Por los vientos que soplan, se adivina la tormenta, dice el saber popular. La campaña electoral que ya está entrando en su fase de intenso apogeo, se anuncia desde ahora como una cargada de improperios, descalificaciones groseras, insultos y ofensas sin límite ni recato. La difamación y la calumnia proliferan en las redes sociales y en no pocos medios de comunicación. Expertos difamadores de todos los bandos y colores van mostrando poco a poco su arsenal infame de insultos y groserías. Es la hora de la procacidad y la vulgaridad.
La calidad de una campaña electoral sirve, entre otras cosas, para medir el nivel de la cultura política de los actores participantes. Si el insulto sustituye a las ideas y la calumnia reemplaza a la propuesta, la calidad de la campaña reflejará un bajo, bajísimo nivel de cultura democrática. La ausencia de ideas creadoras, junto a la proliferación de vituperios y groserías, muestra, como en un espejo, el sensible déficit de cultura política tolerante, plural y moderna. Así de simple…

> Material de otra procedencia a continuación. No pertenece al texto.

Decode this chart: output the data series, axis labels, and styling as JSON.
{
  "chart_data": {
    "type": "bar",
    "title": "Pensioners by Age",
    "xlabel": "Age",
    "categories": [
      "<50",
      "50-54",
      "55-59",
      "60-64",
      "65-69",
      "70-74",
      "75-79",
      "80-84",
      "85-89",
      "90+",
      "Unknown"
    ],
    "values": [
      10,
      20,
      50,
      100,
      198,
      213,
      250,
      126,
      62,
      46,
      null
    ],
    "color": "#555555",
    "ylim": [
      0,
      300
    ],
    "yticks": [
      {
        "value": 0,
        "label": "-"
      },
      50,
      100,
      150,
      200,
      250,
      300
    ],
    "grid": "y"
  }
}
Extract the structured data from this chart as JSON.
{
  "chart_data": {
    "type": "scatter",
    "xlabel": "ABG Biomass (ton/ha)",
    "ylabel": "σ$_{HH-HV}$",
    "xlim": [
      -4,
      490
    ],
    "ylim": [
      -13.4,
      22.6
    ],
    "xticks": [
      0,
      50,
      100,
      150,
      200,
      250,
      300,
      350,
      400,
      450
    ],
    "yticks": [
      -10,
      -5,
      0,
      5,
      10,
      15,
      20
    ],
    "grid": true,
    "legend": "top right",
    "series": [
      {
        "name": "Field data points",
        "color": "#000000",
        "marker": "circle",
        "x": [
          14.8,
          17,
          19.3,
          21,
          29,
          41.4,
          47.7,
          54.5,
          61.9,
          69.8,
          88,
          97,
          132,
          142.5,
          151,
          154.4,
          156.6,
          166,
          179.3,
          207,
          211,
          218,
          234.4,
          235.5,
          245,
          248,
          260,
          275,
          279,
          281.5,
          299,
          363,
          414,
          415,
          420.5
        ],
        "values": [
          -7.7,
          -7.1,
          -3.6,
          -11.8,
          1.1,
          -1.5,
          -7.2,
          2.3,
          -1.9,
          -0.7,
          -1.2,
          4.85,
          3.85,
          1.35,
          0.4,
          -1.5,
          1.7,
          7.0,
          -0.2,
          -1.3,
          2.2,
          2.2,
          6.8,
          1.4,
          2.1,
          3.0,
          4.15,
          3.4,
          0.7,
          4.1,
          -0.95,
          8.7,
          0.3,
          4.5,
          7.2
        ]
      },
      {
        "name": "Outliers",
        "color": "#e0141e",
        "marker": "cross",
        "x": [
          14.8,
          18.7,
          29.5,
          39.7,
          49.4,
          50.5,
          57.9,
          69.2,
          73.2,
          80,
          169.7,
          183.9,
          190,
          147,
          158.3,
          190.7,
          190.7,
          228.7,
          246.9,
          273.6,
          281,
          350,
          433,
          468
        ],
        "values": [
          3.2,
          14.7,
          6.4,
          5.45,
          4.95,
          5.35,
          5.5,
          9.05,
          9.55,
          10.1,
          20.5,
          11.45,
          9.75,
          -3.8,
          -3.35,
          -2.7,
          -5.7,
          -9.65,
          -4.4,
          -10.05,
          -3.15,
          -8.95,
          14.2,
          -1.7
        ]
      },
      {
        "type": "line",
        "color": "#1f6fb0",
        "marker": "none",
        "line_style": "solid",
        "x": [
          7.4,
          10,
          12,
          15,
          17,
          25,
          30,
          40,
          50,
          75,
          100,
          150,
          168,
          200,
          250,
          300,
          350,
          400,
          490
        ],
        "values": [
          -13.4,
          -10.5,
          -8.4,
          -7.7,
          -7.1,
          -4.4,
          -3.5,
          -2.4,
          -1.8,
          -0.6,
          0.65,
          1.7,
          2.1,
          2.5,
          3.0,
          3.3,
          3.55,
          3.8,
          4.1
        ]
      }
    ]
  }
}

Quienes seguimos de cerca el desarrollo de esta campaña electoral hemos podido comprobar, no sin cierta desilusión y molestia, el peligroso rumbo que va tomando la estrategia publicitaria de los diferentes actores. Unos más, otros menos, casi todos los autollamados “estrategas” tienden a descalificar al adversario en lugar de promover sus propios planteamientos y propuestas. El ataque personal, la descalificación grosera y el insulto descarado, con lenguaje soez y procacidad abundante, parecen ser algunos de los instrumentos preferidos por estos mal llamados “estrategas de campaña”. Algunos de ellos, extranjeros incluidos, se ufanan de sus malas prácticas y pregonan, sin pudor ni disimulo, la experiencia acumulada en campañas similares y el dominio perfecto del arte de difamar. Su objetivo es descalificar al contrario, exponiendo al público sus reales o falsos defectos y minimizando al máximo sus reales o falsas virtudes. Se trata de liquidar al candidato, no de refutar sus ideas.
A lo largo de la transición democrática, prolongada y siempre inconclusa, los ciudadanos hemos ido a las urnas en al menos diez ocasiones, incluida la elección de la Asamblea Nacional Constituyente en 1980. En este prolongado periodo hemos ido formando, poco a poco – tropiezos y parálisis incluidos – una cierta cultura electoral, una acumulación de hábitos y costumbres derivados del ejercicio reiterado del sufragio. Pero, ojo con esto, no toda cultura electoral es forzosamente una cultura democrática. La primera puede existir sin la segunda, pero al revés es imposible, la segunda no puede prescindir de la primera. Muchos dictadores en la historia de nuestro continente han celebrado elecciones como un ritual recurrente y cotidiano. Stroessner en Paraguay y Somoza en Nicaragua llevaban a cabo elecciones con periodicidad pactada y siempre las ganaban. Creaban así costumbre electoral pero no permitían cultura democrática.
En el transcurso de casi cuatro décadas de transición inconclusa, los hondureños hemos aprendido, o deberíamos haberlo hecho, a celebrar elecciones cada cuatro años. Nos hemos acostumbrado a ellas, pero no parece que hayamos aprendido a practicarlas en base a las reglas que impone y aconseja la democracia. Seguimos siendo víctimas del fraude y la manipulación, seguimos siendo simples votantes, sin lograr convertirnos plenamente en electores. Votamos, pero no elegimos. Otros lo hacen por nosotros.
Y, como si fuera poco, con frecuencia pareciera que en lugar de avanzar retrocedemos. La campaña sucia que ya ha comenzado es una prueba evidente de lo que decimos. Al privilegiar la calumnia y la agresividad verbal como métodos preferidos en la estrategia publicitaria, revelamos, sin quererlo, la dimensión del retroceso y la parálisis agobiante que sufrimos en el proceso de construcción de valores y cultura democrática. Vamos para atrás, justo cuando deberíamos ir hacia adelante.
La conformación de una alianza opositora y el irregular fenómeno de la reelección ilegal, forma vergonzante del continuismo presidencial, son factores nuevos que, sin duda, aportan novedad al proceso, pero también incorporan elementos suficientes para la crispación y el enfrentamiento radical. La alianza va de frente y con todo contra la reelección, mientras el partido gobernante se empecina, irresponsablemente, en reelegir al gobernante. He aquí dos factores suficientes para encender los ánimos y caldear el ambiente. La agresividad verbal de los llamados “estrategas de campaña” sólo servirá para echar más leña al fuego y agregarle gasolina…Mucho cuidado con eso.